Because it’s just big enough to hold the essentials, but small enough to forget you’ve got it on. Unlike other bum bags we’ve used (such as the Camelbak Palos), the Bontrager Rapid Pack doesn’t have a bladder. It’s simply designed to carry a single water bottle, which slips into a nice elasticised little pouch. Realistically, that’s enough water for a blast around the local trails.

Because it’s lightweight, it doesn’t bounce or move around on rough trails either, which have found to be an issue with the Palos when it’s got a full load of water on board. In fact, you barely notice you’re wearing it – it’s not particularly warm, breathing well, and as the weight is on your hips, it doesn’t have a perceptible impact on how you feel on the bike. The pack’s light foam backing is super malleable too, so it hugs close to your hips, helping it really stay in place.

Like other bum bags, it’s also super easy to spin around to your front when you need to get into the pockets to have a feed or grab your phone to tweet about it.

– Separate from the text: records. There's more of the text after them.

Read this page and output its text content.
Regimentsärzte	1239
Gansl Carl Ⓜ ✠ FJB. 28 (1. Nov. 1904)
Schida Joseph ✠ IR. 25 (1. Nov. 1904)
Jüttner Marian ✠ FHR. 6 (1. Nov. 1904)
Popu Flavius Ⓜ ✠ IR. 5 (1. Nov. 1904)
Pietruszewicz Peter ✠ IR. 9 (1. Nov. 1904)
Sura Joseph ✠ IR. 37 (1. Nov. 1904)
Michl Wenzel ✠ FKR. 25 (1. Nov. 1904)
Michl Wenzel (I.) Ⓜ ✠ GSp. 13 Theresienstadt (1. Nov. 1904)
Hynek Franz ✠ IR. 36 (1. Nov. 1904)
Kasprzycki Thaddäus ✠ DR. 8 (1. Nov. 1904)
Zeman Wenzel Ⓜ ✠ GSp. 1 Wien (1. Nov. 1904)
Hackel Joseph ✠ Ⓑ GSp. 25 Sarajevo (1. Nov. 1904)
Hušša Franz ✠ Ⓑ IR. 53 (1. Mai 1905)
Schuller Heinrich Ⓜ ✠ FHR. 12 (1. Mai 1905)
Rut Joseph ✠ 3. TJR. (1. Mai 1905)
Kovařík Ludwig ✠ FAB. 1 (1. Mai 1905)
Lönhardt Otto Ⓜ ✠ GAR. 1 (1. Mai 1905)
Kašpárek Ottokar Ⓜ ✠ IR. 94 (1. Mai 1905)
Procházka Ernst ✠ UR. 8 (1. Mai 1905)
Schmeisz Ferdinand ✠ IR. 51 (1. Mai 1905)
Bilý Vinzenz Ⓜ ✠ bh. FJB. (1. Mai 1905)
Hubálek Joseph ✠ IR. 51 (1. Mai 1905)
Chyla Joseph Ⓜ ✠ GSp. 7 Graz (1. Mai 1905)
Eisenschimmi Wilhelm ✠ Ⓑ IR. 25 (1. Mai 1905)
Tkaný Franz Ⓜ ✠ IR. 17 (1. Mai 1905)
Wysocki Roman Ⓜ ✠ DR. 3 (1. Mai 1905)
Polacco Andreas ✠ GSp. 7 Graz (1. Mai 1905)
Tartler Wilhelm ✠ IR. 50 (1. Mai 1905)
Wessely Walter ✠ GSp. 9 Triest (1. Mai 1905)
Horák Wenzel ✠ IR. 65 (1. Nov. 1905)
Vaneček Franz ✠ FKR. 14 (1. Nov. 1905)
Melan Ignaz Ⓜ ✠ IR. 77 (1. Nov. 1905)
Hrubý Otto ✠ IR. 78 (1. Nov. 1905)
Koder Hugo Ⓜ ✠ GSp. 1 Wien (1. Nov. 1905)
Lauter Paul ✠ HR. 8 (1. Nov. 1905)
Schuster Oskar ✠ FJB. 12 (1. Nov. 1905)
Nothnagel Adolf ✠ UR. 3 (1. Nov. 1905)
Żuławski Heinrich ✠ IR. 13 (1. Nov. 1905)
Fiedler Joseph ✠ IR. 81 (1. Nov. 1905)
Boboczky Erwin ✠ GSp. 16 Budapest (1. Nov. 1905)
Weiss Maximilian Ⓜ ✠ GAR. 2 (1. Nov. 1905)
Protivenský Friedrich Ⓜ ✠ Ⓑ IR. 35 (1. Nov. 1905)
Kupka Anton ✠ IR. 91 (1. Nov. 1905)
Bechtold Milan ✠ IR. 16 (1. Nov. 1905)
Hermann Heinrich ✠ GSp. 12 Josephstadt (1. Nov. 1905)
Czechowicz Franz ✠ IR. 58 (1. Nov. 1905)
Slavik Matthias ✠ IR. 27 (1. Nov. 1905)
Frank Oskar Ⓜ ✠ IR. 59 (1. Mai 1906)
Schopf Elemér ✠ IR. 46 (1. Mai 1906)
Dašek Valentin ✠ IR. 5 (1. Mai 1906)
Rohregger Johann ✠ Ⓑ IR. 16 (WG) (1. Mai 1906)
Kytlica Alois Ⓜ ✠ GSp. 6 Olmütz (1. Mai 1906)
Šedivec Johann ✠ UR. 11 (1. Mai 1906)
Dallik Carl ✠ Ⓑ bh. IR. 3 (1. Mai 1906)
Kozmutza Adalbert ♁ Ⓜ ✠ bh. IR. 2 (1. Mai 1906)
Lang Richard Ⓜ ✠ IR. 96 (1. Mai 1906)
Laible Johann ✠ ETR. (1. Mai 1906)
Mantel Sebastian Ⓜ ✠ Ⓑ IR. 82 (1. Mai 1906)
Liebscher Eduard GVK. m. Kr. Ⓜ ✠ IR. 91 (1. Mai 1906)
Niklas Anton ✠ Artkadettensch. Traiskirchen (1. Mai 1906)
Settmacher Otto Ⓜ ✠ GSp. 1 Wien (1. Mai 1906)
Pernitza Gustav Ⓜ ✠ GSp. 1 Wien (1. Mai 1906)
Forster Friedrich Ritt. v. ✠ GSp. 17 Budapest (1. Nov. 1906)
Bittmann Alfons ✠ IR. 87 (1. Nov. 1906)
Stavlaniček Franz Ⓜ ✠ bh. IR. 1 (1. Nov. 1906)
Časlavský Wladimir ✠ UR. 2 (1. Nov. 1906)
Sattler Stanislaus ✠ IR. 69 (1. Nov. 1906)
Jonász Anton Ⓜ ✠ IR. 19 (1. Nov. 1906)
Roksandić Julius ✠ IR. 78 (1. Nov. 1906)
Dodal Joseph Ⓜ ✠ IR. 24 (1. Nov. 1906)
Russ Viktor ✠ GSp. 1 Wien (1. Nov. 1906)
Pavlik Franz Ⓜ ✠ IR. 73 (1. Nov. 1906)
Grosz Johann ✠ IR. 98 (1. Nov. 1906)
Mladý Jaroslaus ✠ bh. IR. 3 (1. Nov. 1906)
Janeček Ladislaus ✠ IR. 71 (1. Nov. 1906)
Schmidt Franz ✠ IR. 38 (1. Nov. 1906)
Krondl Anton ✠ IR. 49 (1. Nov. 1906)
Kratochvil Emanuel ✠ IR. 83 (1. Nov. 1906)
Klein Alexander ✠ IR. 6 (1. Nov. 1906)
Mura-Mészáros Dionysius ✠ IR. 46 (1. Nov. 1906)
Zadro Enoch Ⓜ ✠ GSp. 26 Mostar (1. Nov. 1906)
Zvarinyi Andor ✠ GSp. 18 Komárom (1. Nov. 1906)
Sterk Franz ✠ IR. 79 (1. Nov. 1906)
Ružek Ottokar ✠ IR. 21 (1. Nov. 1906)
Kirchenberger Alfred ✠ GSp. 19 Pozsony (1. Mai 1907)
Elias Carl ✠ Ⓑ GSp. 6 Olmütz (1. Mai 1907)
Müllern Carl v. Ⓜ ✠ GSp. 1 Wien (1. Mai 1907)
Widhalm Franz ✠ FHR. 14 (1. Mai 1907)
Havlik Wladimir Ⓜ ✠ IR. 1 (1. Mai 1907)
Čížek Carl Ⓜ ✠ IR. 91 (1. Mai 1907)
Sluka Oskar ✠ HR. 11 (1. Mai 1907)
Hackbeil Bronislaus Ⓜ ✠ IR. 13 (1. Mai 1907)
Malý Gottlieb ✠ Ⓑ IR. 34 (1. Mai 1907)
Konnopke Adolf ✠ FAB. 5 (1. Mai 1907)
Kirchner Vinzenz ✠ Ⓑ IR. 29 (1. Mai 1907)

Neat little hook for your car key! Better than having it bounce out of your unzipped pocket somewhere in the shrubbery.

What will it hold? 

In addition to your bottle, there are two zippered stretchy pockets, with enough room for a tube, a CO2, multitool, phone, a bar or two. There’s even a neat little hook for your sweet Toyota Townace key. Obviously there’s not enough storage to embark on a mega mission (there aren’t any external straps for securing a jacket for instance), but if you’re out for a short ride then it’s ideal.

You’ve got three seconds to tell us what year Bontrager was founded in. 3…. 2…. 1…. Well done!

So you’d recommend it?

110%. When a bike doesn’t have room for a water bottle, it can be a real bugger – we really like being able to ride without a full blown pack on shorter rides. But with the Rapid Pack, we feel like we’ve got the perfect solution. It holds just the right amount of water and gear for those quick arvo loops.

We’ve been using the Rapid Pack for a few months now and it’s unscathed. We haven’t had it come loose or move on us once, and it hasn’t launched a bottle either. Our only gripe is the price, which at $99 seems a little steep all things considered, but that’s your choice to make. We like it a lot.